Hamada Madi Boléro: le rouble contre le franc CFA

Assoumani Azali et Mohamed Elamine Souef le suivent

Par ARM

     Ce n’est pas un poisson d’avril. Il s’agit de la vérité. Il faut la marteler parce qu’il est des situations vraies qui dépassent la fiction. Le fugitif international Hamada Madi Boléro s’est toujours présenté comme «le meilleur ami de la France aux Comores». En juillet 2012, à Paris, il expliquait doctement à des Comoriens médusés qu’il était «l’homme de la France aux Comores». En 2017, à Nanterre, devant ceux qui ont encore le temps de l’écouter et de le prendre au sérieux, il lança à la cantonade: «Je suis adoubé par certains cercles parisiens qui comptent en France, et ce sont eux qui m’ont fait secrétaire général de la Commission de l’océan Indien». Menteur!
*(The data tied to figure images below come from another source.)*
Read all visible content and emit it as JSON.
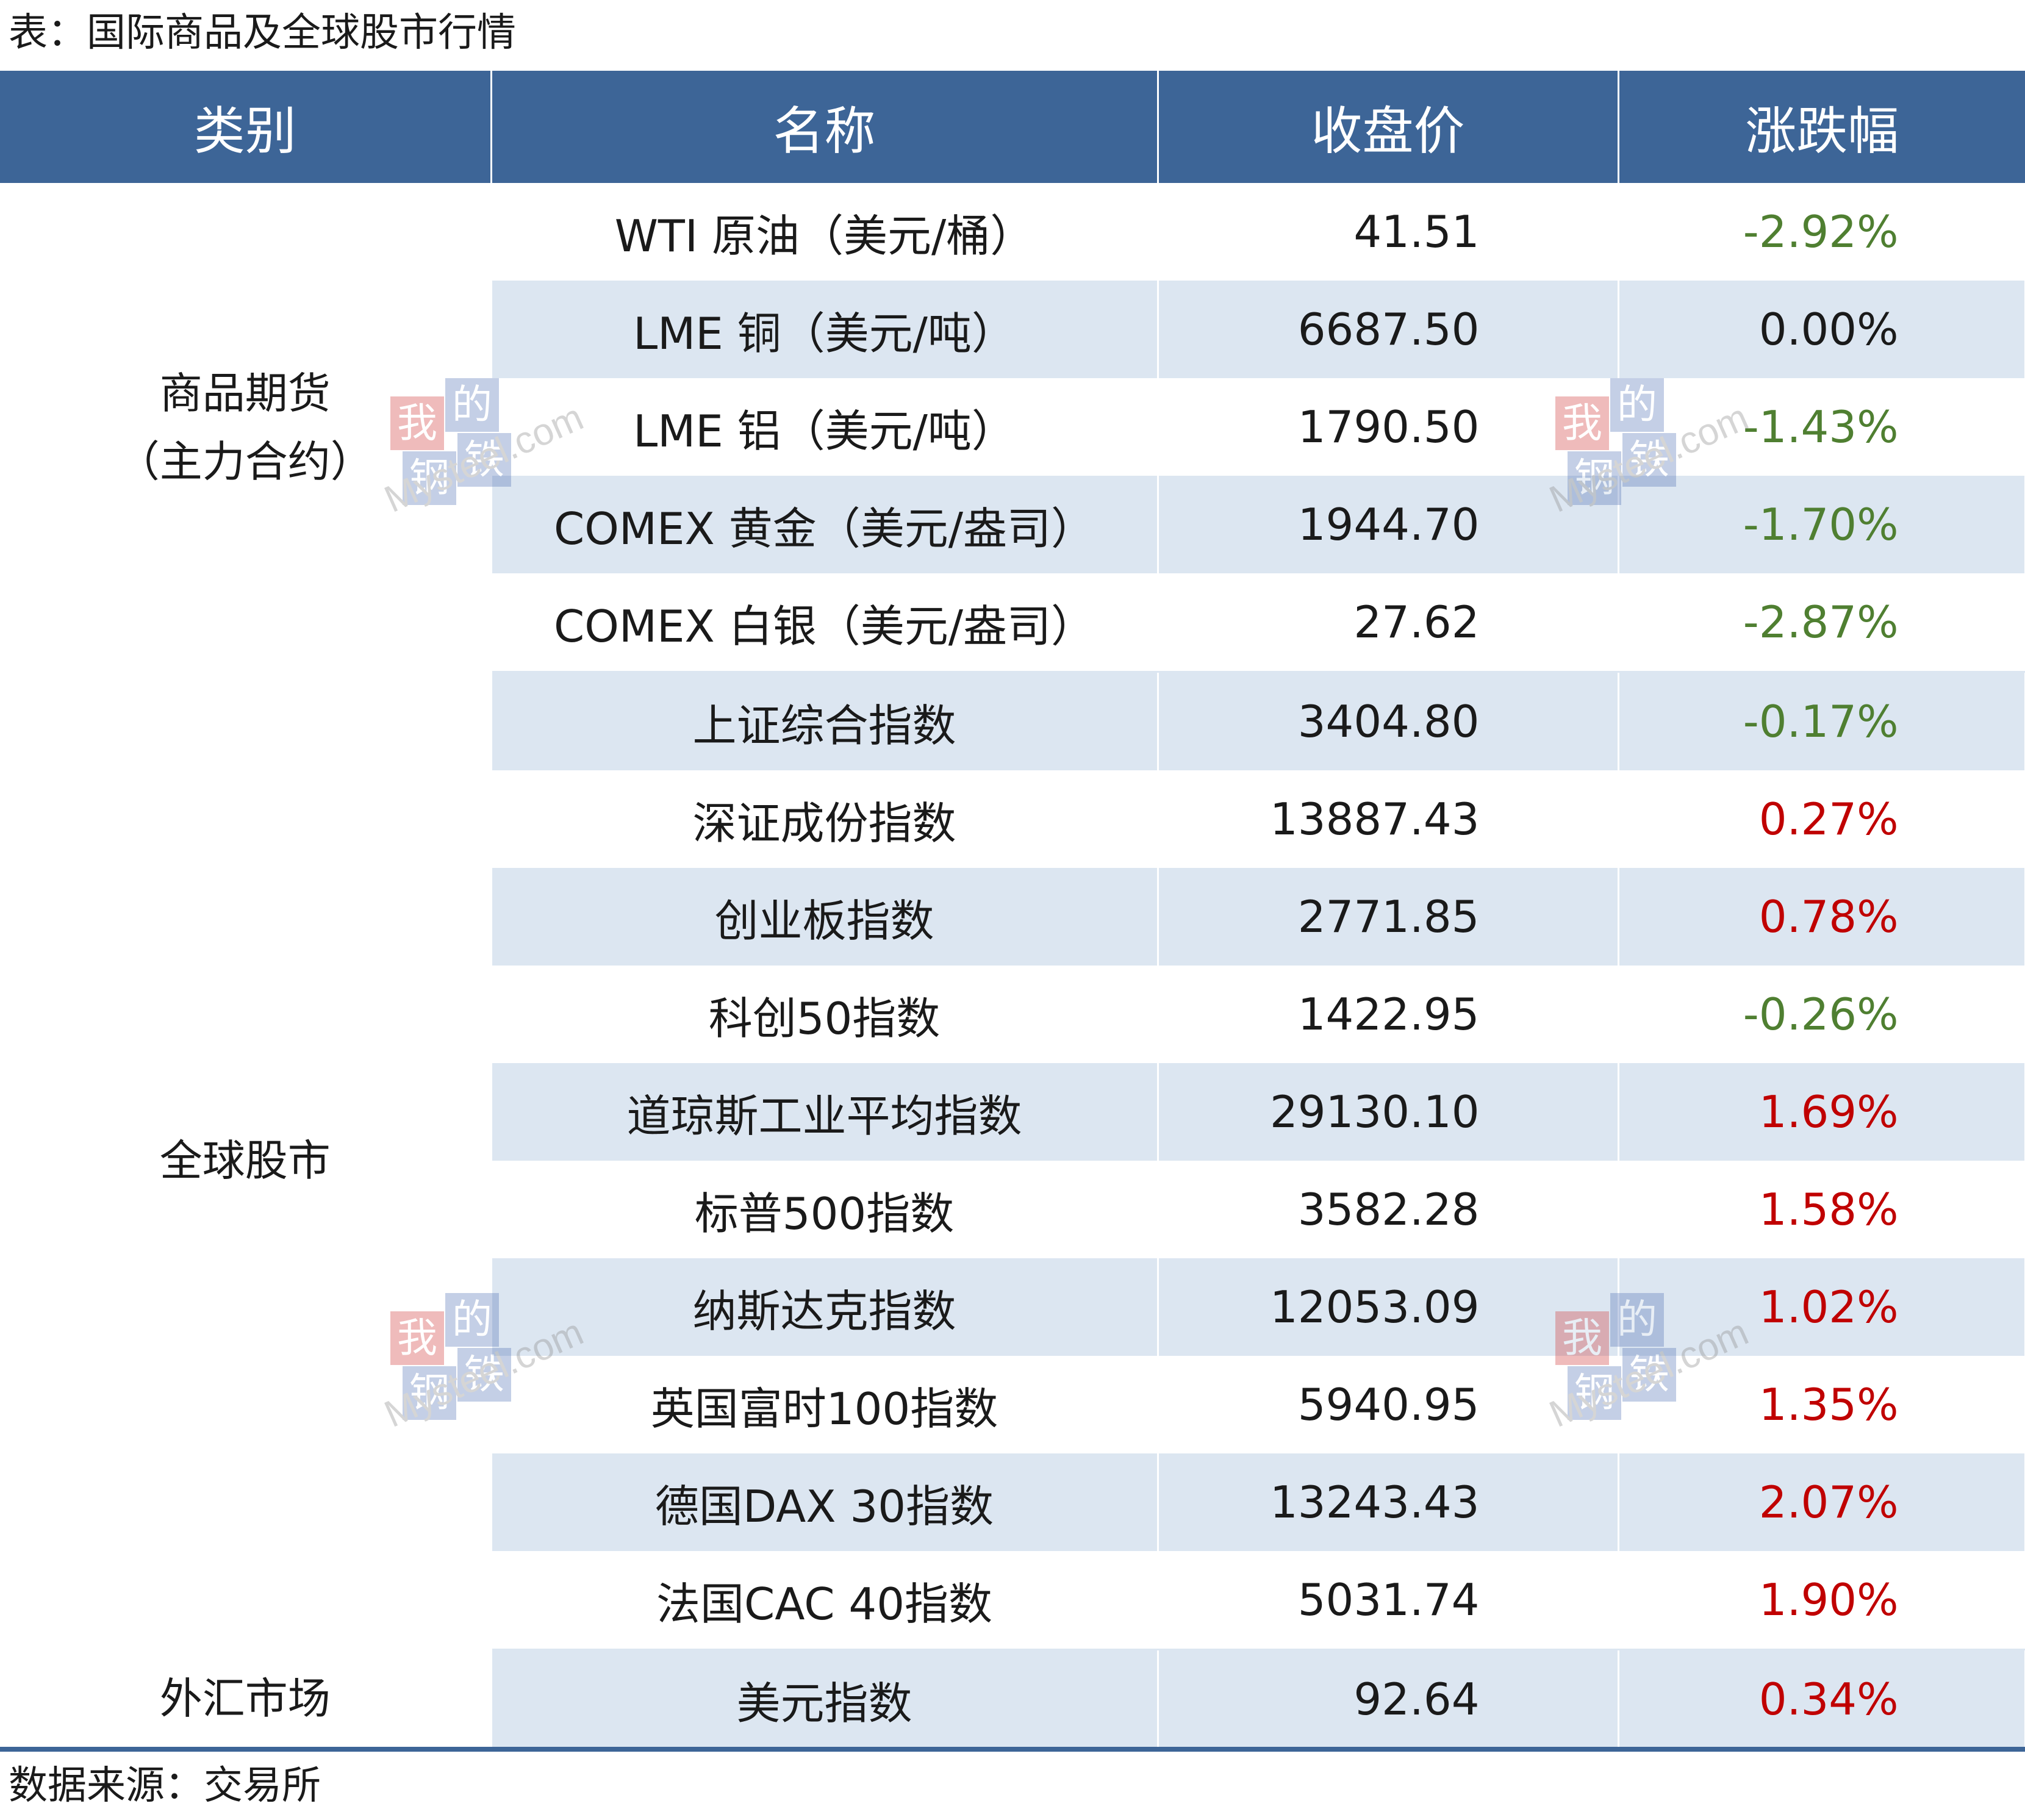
{
  "caption": "表：国际商品及全球股市行情",
  "headers": [
    "类别",
    "名称",
    "收盘价",
    "涨跌幅"
  ],
  "groups": [
    {
      "category_line1": "商品期货",
      "category_line2": "（主力合约）",
      "rows": [
        {
          "name": "WTI 原油（美元/桶）",
          "price": "41.51",
          "change": "-2.92%",
          "direction": "down"
        },
        {
          "name": "LME 铜（美元/吨）",
          "price": "6687.50",
          "change": "0.00%",
          "direction": "flat"
        },
        {
          "name": "LME 铝（美元/吨）",
          "price": "1790.50",
          "change": "-1.43%",
          "direction": "down"
        },
        {
          "name": "COMEX 黄金（美元/盎司）",
          "price": "1944.70",
          "change": "-1.70%",
          "direction": "down"
        },
        {
          "name": "COMEX 白银（美元/盎司）",
          "price": "27.62",
          "change": "-2.87%",
          "direction": "down"
        }
      ]
    },
    {
      "category_line1": "全球股市",
      "rows": [
        {
          "name": "上证综合指数",
          "price": "3404.80",
          "change": "-0.17%",
          "direction": "down"
        },
        {
          "name": "深证成份指数",
          "price": "13887.43",
          "change": "0.27%",
          "direction": "up"
        },
        {
          "name": "创业板指数",
          "price": "2771.85",
          "change": "0.78%",
          "direction": "up"
        },
        {
          "name": "科创50指数",
          "price": "1422.95",
          "change": "-0.26%",
          "direction": "down"
        },
        {
          "name": "道琼斯工业平均指数",
          "price": "29130.10",
          "change": "1.69%",
          "direction": "up"
        },
        {
          "name": "标普500指数",
          "price": "3582.28",
          "change": "1.58%",
          "direction": "up"
        },
        {
          "name": "纳斯达克指数",
          "price": "12053.09",
          "change": "1.02%",
          "direction": "up"
        },
        {
          "name": "英国富时100指数",
          "price": "5940.95",
          "change": "1.35%",
          "direction": "up"
        },
        {
          "name": "德国DAX 30指数",
          "price": "13243.43",
          "change": "2.07%",
          "direction": "up"
        },
        {
          "name": "法国CAC 40指数",
          "price": "5031.74",
          "change": "1.90%",
          "direction": "up"
        }
      ]
    },
    {
      "category_line1": "外汇市场",
      "rows": [
        {
          "name": "美元指数",
          "price": "92.64",
          "change": "0.34%",
          "direction": "up"
        }
      ]
    }
  ],
  "source": "数据来源：交易所",
  "watermark": {
    "chars": [
      "我",
      "的",
      "钢",
      "铁"
    ],
    "text": "Mysteel.com"
  },
  "colors": {
    "header_bg": "#3d6597",
    "alt_row": "#dce6f1",
    "up": "#c00000",
    "down": "#4f7f31"
  }
}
Il oublie que les initiés savent que le poste revenait ipso facto et par rotation aux Comores. C’est le Docteur Elarif Saïd Hassane qui en était candidat. Le fugitif international n’y pensait même pas, jusqu’à ce que le troisième Vice-roi des Mohéliens de Bête-Salam par ordre de succession lui en parle. Il trouva les moyens de barrer la route à l’ancien ministre des Relations extérieures: «Il a la nationalité française, et les Comores ne pourraient désigner un Franco-Comorien pour diriger la Commission de l’océan Indien en leur nom». Quelle bêtise! La Reine des Mohéliens de Bête-Salam a convaincu son époux, et le fugitif international Hamada Madi Boléro a été choisi. Cette décision appartenait à Ikililou Dhoinine et non à la France. Oui, la décision appartenait aux Comores. Fallait-il que la France demande au Roi des Mohéliens de Bête-Salam de désigner un Mohélien de Bête-Salam qu’il prenait pour Dieu?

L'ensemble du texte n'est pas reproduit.